I spent the last few days in Savannah, Georgia at the winter meeting of Sociologists for Women in Society. I’m from Maine and didn’t travel much in the U.S. as a child. It wasn’t until I was 27 that I ventured south of Washington, D.C. The history of slavery is something that I’ve always wanted to learn more about.

After spending a day at the Civil Rights Museum and touring the historic First African Baptist Church, I was stunned to find these items for sale in nearly every tourist souvenir shop.




These make me uncomfortable. They’re caricatures of Black women without any kind of historical context. Like Gwen in this post, I have less of a hard time with old, historic artifacts (like the antiques pictured below that I found at a flea market). But, I do think they belong in a museum alongside other historic artifacts and information.

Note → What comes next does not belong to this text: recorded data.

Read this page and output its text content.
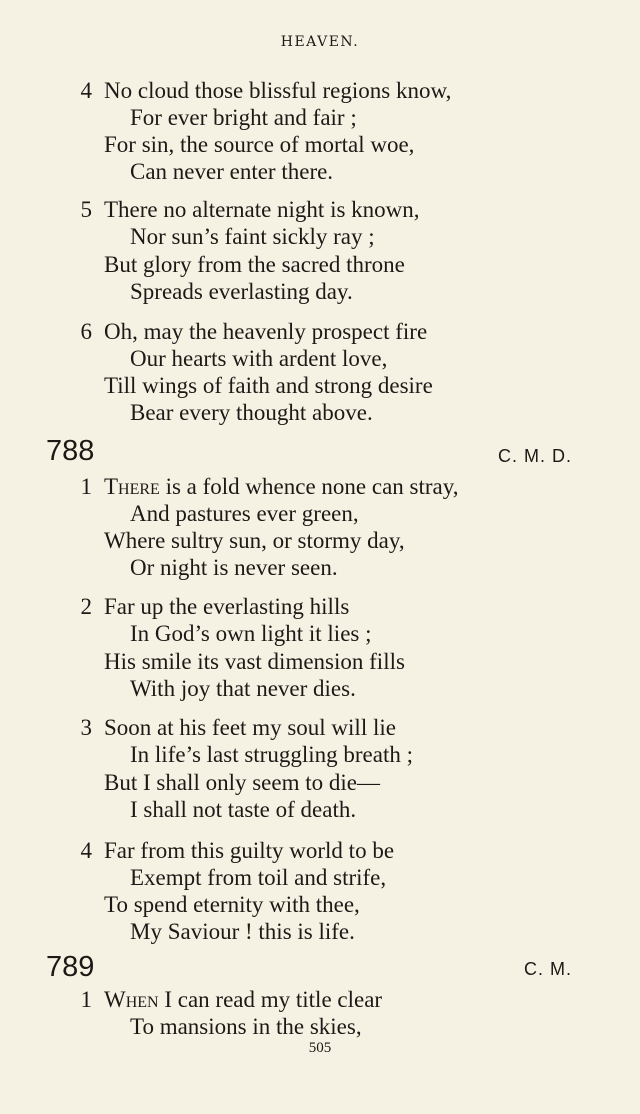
HEAVEN.
4 No cloud those blissful regions know,
For ever bright and fair ;
For sin, the source of mortal woe,
Can never enter there.
5 There no alternate night is known,
Nor sun’s faint sickly ray ;
But glory from the sacred throne
Spreads everlasting day.
6 Oh, may the heavenly prospect fire
Our hearts with ardent love,
Till wings of faith and strong desire
Bear every thought above.
788	C. M. D.
1 There is a fold whence none can stray,
And pastures ever green,
Where sultry sun, or stormy day,
Or night is never seen.
2 Far up the everlasting hills
In God’s own light it lies ;
His smile its vast dimension fills
With joy that never dies.
3 Soon at his feet my soul will lie
In life’s last struggling breath ;
But I shall only seem to die—
I shall not taste of death.
4 Far from this guilty world to be
Exempt from toil and strife,
To spend eternity with thee,
My Saviour ! this is life.
789	C. M.
1 When I can read my title clear
To mansions in the skies,
505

But, newly made, currently produced reproductions of Black women slaves, as salt shakers and magnets? How is that alright? To me this is almost as creepy as if they were selling Klu Klux Klan robe magnets. Is it that as a Northerner I’m more uncomfortable around issues of slavery, than, say, a Southerner would be? I feel a similiar way when I see confederate flags outside of their historical context– and there were plenty those for sale in tourist stores as well. I’d love to hear thoughts on this use of racist “history” for marketing and tourism in a city like Savannah that is filled with history of slave trade and segregation.